Source: The Nation
It is becoming something of a refrain among the well-meaning multitudes now energized by Occupy Wall Street that the movement needs to shed its radical origins so as to actually get something done. “If they can avoid fetishizing the demand for consensus,” James Miller wrote in late October in the New York Times, “they may be able to forge a broader coalition that includes friends and allies within the Democratic Party and the union movement.” According to some activists, groups like Van Jones’s Rebuild the Dream are poised to turn occupiers into Obama voters. Especially as the 2012 election season starts, the thinking goes, it’s time to get real.
This actually reminds me of long debates about planning that took place in the NYC General Assembly before September 17, and then again during the early days of the occupation. Many people—myself included, though I was there to observe as a reporter—first arrived with some preconceived agenda about what needed to be done given the current political situation and how the occupation should do it: abolish corporate personhood, or enact a Tobin tax, or (as crasser signs would say) “Eat the Rich.” They complained that the anarchists, along with assorted autonomists, libertarian socialists and so forth, were hijacking the movement’s progress by bogging it down in process. But, after a while, after enough long meetings, they started to come around.
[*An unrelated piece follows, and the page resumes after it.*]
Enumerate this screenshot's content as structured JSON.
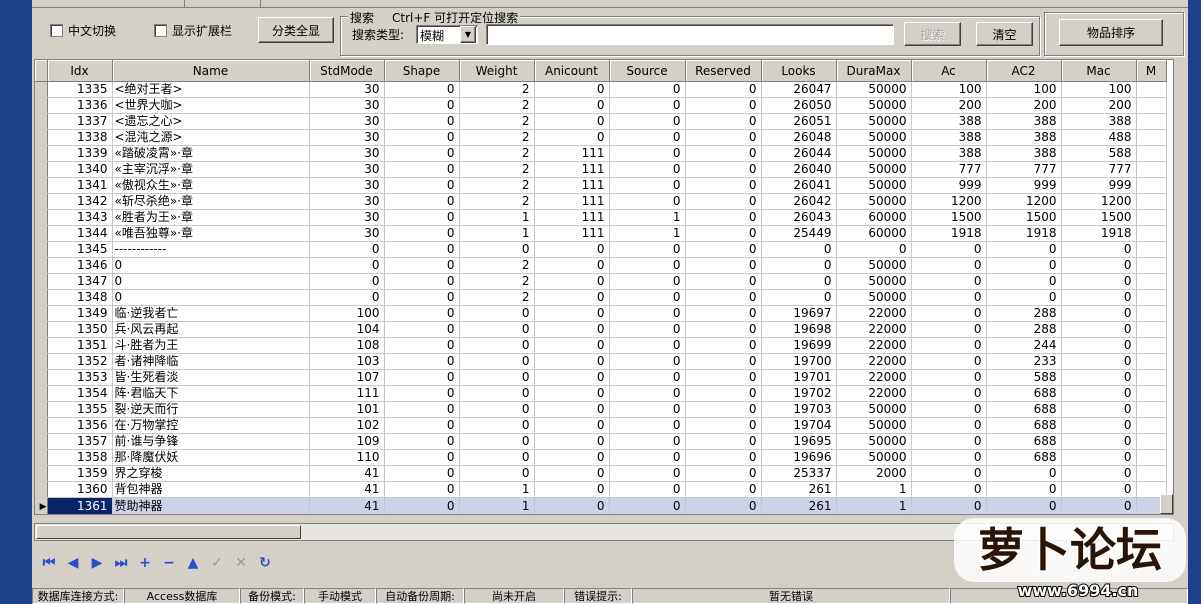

For some who were experiencing it for the first time, the General Assembly became a cathartic opportunity to unload long-pent-up polemics. Perhaps never having really had their political voices heard off the Internet, newcomers would interrupt the agenda and turn the people’s mic into a soapbox. With practice, though, that would change. They’d find that hewing to the process was better than making off-topic speeches. They heard stories about the assemblies in occupied squares in Egypt, Greece and Spain firsthand from people who had been there. Helping shape the daily decisions of the Occupation started to seem actually more empowering than trying to tell Obama what to do.
The anarchists’ way of operating was changing our very idea of what politics could be in the first place. This was exhilarating. Some occupiers told me they wanted to take it home with them, to organize assemblies in their own communities. It’s no accident, therefore, that when occupations spread around the country, the horizontal assemblies spread too.
At its core, anarchism isn’t simply a negative political philosophy, or an excuse for window-breaking, as most people tend to assume it is. Even while calling for an end to the rule of coercive states backed by military bases, prison industries and subjugation, anarchists and other autonomists try to build a culture in which people can take care of themselves and each other through healthy, sustainable communities. Many are resolutely nonviolent. Drawing on modes of organizing as radical as they are ancient, they insist on using forms of participatory direct democracy that naturally resist corruption by money, status and privilege. Everyone’s basic needs should take precedence over anyone’s greed.